Resulta
innegable que la llegada a los arrabales de la senectud otorga al ser humano
otra manera de ver el mundo, otro orden de prioridades, otra sabiduría. Y cuando uso esa última
palabra no pretendo relacionarla con los territorios de la cultura o de la verdad,
sino con el ámbito de la reflexión sosegada, del mirar calmo y lúcido al que
seguramente se accede cuando colocamos el primer pie en la escalera de salida.
Ernesto Sabato nunca fue, como intelectual y como escritor, un ejemplo rampante
de euforia; pero el tono que empleó en sus páginas finales, lejos de ser
tributario del pesimismo, se antoja más bien una consecuencia natural del
abatimiento.
En una
sociedad que parece hundirse en su nada aurea mediocritas, derivada del
control audiovisual (“El estar monótonamente sentado frente a la televisión
anestesia la sensibilidad, hace lerda la mente, perjudica el alma”); que ha
hecho del estruendo continuo un idioma universal (“Me pregunto si la gente se
da cuenta del daño que le hace el ruido, o es que se los ha convencido de lo
avanzado que es hablar a los gritos”); que ha degenerado morbosamente gracias a
sus avances tecnológicos (“El hombre no ha tenido tiempo para adaptarse a las
bruscas y potentes transformaciones que su técnica y su sociedad han producido
a su alrededor; y no es arriesgado afirmar que las enfermedades modernas sean
los medios de que se está valiendo el cosmos para sacudir a esta orgullosa
especie humana”); que vive obsesionada con la comodidad egoísta (“¿Puede haber
sacrificio cuando la vida ha perdido el sentido para el hombre, o sólo lo halla
en la comodidad individual, en la realización del éxito personal”); que ha
hecho del consumismo insaciable su única meta (“Estamos tan desorientados que
creemos que gozar es ir de compras”); que es manipulada mediante los sistemas
educativos que interesan al gobernante (“La educación no está independizada del
poder, y por lo tanto encauza su tarea hacia la formación de gente adecuada a
las demandas del sistema”); que se concentra infantilmente en la continua
diversión (“Los programas ‘divertidos’ tienen mucho rating –y el rating es lo
supremo–, no importa a costa de qué valor, ni quién lo financia. Son esos
programas donde divertirse es degradar, o donde todo se banaliza. Como si
habiendo perdido la capacidad para la grandeza, nos conformáramos con una
comedia de regular calidad. Esta desesperación por divertirse tiene sabor a
decadencia”); que asperja con los aplausos de la popularidad a seres inanes o
despreciables (“No se puede llevar a la televisión a sujetos que han
contribuido a la miseria de sus semejantes y tratarlos como señores delante de
los niños. ¡Ésta es la gran obscenidad!”); y que, en fin, parece dominada por
el desánimo y la inacción (“La gente sabe que se miente, pero parece una ola de
tal magnitud que no se la puede impedir. Esto hace sentir impotente a la gente
y finalmente produce violencia, ¿hasta dónde vamos a llegar?”) muestra ante los
ojos analíticos de Ernesto Sabato un panorama espantoso.
Espantoso,
sí, pero quizá aún reversible. Hay que detenerse y comprender que esta ruta
aciaga sólo nos lleva a la destrucción. Y que, por tanto, debemos recuperar la
sensatez, algunas viejas directrices (la honorabilidad, el respeto, el espíritu
solidario) y, sobre todo, la ralentización.

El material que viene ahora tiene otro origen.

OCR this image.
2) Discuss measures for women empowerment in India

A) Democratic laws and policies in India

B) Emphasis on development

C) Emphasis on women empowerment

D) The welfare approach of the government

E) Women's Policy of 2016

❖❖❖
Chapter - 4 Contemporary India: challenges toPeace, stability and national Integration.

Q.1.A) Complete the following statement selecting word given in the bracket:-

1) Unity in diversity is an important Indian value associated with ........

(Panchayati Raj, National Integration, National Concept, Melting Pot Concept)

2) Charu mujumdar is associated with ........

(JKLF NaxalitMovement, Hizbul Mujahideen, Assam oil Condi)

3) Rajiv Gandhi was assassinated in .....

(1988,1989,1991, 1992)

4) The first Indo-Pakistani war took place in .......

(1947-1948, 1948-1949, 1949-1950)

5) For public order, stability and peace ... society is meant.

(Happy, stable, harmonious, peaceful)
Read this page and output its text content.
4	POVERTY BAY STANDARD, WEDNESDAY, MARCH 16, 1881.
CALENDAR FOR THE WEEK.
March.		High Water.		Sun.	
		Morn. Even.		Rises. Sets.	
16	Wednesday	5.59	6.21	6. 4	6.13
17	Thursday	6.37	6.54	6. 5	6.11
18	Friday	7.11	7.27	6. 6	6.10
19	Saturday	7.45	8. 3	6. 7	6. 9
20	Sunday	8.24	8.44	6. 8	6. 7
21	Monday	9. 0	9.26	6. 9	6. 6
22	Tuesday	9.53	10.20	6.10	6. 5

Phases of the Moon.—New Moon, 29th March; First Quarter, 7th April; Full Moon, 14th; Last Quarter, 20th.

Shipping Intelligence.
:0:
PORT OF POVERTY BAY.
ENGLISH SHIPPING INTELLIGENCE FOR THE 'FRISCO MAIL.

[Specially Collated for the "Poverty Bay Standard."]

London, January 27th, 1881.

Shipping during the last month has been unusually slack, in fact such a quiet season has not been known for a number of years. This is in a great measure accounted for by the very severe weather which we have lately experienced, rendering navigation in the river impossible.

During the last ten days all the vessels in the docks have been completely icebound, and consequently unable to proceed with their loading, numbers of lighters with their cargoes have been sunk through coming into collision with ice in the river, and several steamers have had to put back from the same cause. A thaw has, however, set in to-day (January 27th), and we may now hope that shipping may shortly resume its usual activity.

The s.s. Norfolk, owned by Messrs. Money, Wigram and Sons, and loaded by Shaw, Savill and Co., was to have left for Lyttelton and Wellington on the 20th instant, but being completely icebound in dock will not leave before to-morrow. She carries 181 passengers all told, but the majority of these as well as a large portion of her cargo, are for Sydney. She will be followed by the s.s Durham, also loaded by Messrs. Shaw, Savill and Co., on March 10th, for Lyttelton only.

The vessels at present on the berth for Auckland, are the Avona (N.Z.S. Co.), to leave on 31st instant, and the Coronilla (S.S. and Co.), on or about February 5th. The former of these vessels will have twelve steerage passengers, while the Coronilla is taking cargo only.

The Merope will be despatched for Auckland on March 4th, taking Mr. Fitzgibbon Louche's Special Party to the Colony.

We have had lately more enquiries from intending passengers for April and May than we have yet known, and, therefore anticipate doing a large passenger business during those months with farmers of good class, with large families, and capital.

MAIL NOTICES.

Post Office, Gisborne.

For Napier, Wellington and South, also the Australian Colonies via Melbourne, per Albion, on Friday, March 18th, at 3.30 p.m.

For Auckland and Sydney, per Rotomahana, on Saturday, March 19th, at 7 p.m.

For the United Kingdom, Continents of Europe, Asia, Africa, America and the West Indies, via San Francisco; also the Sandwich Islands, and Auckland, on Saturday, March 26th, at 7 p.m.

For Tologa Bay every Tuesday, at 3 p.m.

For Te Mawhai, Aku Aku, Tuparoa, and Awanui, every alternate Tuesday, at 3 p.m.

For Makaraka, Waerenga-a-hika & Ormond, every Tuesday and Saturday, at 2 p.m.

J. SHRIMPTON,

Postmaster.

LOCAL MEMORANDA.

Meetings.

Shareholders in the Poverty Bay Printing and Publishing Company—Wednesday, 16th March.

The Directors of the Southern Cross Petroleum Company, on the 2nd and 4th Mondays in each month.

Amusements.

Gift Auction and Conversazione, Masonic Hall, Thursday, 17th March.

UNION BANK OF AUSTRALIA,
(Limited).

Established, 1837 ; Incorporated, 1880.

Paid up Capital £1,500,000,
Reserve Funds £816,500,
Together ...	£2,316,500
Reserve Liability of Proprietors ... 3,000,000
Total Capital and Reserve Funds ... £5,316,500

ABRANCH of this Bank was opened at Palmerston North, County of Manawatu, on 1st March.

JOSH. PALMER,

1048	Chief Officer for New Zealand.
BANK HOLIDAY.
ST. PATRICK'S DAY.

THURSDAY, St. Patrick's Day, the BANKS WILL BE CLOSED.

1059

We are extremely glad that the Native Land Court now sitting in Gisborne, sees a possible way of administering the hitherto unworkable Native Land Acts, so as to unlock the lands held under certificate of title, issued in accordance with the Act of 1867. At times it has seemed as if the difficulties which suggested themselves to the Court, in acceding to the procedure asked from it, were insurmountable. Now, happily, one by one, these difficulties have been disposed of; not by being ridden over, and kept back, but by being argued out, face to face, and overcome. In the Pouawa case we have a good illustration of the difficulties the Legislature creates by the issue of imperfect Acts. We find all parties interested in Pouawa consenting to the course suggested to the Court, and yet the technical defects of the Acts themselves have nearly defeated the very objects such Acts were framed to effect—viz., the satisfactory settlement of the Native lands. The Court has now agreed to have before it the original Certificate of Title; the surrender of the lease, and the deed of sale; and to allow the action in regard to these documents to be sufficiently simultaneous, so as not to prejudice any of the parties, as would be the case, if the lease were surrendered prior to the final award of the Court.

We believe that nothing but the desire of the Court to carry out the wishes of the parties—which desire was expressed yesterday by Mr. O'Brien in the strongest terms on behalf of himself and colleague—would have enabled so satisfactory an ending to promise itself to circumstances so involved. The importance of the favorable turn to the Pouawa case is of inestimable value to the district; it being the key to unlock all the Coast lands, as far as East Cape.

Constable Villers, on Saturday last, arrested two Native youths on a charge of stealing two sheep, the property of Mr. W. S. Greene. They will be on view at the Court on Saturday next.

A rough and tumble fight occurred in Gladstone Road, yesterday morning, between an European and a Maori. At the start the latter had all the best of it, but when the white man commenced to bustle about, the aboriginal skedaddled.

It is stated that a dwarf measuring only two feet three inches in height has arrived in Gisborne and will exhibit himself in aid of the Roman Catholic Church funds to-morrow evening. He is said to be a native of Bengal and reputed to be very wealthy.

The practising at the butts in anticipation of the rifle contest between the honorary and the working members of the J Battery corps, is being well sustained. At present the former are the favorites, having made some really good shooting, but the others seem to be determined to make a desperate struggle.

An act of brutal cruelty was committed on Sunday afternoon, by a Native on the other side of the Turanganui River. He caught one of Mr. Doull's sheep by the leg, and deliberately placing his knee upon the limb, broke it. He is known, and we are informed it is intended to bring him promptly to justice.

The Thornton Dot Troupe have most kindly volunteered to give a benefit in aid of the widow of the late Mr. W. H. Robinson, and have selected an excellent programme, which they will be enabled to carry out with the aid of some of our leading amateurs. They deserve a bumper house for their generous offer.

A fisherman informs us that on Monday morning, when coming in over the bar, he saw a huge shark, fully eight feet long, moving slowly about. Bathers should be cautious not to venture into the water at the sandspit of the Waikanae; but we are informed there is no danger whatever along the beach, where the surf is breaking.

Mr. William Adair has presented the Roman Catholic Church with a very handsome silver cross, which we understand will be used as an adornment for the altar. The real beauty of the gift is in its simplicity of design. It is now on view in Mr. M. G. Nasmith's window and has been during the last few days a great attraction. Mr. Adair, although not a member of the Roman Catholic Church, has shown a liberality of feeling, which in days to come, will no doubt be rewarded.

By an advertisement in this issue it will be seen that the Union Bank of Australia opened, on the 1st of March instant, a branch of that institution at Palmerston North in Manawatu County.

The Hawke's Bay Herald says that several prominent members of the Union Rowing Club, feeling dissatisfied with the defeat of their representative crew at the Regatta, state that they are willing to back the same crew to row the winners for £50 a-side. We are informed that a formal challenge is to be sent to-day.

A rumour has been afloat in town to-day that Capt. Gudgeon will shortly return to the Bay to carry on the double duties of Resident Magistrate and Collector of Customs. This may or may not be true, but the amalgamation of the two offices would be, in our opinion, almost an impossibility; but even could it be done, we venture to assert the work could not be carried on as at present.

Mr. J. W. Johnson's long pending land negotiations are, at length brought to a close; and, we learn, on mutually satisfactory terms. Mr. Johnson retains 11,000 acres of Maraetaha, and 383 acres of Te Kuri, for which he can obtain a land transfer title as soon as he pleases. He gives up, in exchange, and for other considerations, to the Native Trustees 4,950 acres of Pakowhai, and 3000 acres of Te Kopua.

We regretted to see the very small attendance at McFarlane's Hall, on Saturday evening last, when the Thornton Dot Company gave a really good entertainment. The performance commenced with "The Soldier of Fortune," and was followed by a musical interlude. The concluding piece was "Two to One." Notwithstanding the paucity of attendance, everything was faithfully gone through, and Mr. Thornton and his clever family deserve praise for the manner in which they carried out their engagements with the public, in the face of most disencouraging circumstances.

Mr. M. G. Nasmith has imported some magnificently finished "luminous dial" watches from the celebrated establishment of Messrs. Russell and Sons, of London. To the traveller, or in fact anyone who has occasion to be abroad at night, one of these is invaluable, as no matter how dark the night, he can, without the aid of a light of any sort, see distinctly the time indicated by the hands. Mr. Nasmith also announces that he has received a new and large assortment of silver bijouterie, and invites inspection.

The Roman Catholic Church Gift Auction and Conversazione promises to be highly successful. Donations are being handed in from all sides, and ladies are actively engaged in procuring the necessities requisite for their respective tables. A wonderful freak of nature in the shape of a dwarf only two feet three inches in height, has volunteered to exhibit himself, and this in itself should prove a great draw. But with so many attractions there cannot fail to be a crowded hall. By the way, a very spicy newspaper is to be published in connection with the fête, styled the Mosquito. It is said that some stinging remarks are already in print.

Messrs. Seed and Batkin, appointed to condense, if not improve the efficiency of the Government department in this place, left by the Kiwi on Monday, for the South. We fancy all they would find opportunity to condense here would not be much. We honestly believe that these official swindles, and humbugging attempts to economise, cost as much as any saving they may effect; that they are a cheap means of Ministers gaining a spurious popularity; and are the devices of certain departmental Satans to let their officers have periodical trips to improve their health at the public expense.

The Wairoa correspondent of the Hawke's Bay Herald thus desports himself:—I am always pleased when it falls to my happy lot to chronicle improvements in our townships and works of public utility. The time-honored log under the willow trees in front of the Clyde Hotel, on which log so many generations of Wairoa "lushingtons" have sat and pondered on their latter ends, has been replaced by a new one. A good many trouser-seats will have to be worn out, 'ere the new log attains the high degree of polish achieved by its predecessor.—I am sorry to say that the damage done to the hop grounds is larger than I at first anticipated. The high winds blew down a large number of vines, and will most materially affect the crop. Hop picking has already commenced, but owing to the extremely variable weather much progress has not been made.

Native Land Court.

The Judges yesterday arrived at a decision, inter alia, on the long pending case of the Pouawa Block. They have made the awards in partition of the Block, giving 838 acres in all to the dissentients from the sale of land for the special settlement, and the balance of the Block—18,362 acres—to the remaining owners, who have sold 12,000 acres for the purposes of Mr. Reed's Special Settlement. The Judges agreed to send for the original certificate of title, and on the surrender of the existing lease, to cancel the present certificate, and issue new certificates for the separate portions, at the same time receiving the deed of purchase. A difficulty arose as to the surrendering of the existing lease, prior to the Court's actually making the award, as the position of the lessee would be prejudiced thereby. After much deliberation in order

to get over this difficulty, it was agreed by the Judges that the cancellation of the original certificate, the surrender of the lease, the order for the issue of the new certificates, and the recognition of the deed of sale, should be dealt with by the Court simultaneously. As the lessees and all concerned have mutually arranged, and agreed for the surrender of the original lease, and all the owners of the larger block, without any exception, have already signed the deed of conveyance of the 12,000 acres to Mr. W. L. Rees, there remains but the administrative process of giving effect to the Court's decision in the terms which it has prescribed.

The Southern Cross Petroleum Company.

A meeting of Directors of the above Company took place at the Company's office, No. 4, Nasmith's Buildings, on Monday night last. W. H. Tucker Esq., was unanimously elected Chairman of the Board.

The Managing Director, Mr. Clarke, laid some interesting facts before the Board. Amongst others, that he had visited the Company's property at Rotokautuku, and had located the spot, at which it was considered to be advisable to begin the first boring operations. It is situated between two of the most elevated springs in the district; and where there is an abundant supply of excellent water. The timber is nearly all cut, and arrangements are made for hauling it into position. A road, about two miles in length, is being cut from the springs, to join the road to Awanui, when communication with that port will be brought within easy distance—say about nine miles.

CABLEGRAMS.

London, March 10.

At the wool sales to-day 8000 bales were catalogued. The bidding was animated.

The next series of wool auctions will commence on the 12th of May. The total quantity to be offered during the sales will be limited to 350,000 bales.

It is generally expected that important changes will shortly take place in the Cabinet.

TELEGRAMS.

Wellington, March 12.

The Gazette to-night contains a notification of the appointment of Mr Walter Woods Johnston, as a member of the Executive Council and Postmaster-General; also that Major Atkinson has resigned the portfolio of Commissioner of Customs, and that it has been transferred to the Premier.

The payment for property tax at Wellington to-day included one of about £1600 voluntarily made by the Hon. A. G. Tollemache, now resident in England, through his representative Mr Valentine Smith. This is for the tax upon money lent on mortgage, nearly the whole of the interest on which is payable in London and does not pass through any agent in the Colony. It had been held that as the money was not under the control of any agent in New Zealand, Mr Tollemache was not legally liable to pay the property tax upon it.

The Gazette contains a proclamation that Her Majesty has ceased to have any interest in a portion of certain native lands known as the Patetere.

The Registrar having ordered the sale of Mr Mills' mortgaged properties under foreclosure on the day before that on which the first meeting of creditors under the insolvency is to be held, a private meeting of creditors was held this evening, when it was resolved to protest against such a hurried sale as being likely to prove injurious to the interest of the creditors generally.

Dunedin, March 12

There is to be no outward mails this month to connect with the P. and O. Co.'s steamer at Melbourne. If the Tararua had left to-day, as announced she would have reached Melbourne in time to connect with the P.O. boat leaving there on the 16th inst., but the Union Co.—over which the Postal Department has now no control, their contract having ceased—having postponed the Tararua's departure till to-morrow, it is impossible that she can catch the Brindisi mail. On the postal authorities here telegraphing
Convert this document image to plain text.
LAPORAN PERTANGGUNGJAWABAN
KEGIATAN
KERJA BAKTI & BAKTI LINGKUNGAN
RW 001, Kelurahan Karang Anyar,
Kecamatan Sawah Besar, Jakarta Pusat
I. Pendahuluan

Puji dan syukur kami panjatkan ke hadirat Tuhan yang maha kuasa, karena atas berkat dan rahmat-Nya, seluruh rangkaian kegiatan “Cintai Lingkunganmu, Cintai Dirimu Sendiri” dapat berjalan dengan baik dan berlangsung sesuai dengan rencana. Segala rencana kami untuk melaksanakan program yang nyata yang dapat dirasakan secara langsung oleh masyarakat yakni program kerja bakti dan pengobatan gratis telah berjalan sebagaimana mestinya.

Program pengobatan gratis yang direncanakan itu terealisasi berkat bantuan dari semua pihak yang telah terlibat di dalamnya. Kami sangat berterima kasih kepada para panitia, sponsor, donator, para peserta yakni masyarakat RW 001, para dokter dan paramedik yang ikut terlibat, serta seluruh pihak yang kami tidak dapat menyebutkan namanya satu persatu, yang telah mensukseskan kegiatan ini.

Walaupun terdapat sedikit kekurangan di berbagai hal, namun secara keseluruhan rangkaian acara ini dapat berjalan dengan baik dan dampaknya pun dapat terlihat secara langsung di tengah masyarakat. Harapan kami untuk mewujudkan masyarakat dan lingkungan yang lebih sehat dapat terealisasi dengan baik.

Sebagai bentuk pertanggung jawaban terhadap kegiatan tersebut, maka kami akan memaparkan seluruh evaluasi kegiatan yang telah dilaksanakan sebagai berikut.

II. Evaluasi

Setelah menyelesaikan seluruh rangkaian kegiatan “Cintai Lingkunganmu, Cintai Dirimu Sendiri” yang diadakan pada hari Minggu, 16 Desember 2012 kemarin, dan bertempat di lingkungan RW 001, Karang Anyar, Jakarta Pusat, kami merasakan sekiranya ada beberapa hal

A este ritmo vertiginoso no se puede ni siquiera disfrutar (“El hombre no se
puede mantener humano a esta velocidad, si vive como un autómata será
aniquilado. La serenidad, una cierta lentitud, es tan inseparable de la vida
del hombre como el suceder de las estaciones lo es de las plantas”). Por
fortuna, queda la esperanza de que el sentido común impere y nos permita
enmendar el error (“La historia es el más grande conjunto de aberraciones,
guerras, persecuciones, torturas e injusticias, pero, a la vez, o por eso
mismo, millones de hombres y mujeres se sacrifican para cuidar a los más
desventurados. Ellos encarnan la resistencia”). Y esos resistentes serán la luz
del futuro, los constructores de un porvenir más halagüeño (“Ya están entre
nosotros los habitantes de otra manera de vivir”).
Lo más seguro es que los interesados en que nadie cambie tilden esta obra de ilusa, de senil o de apocalíptica. Mi consejo es muy sencillo: léala usted en silencio, reflexione y llegue a sus propias conclusiones. Después, si lo desea, actúe.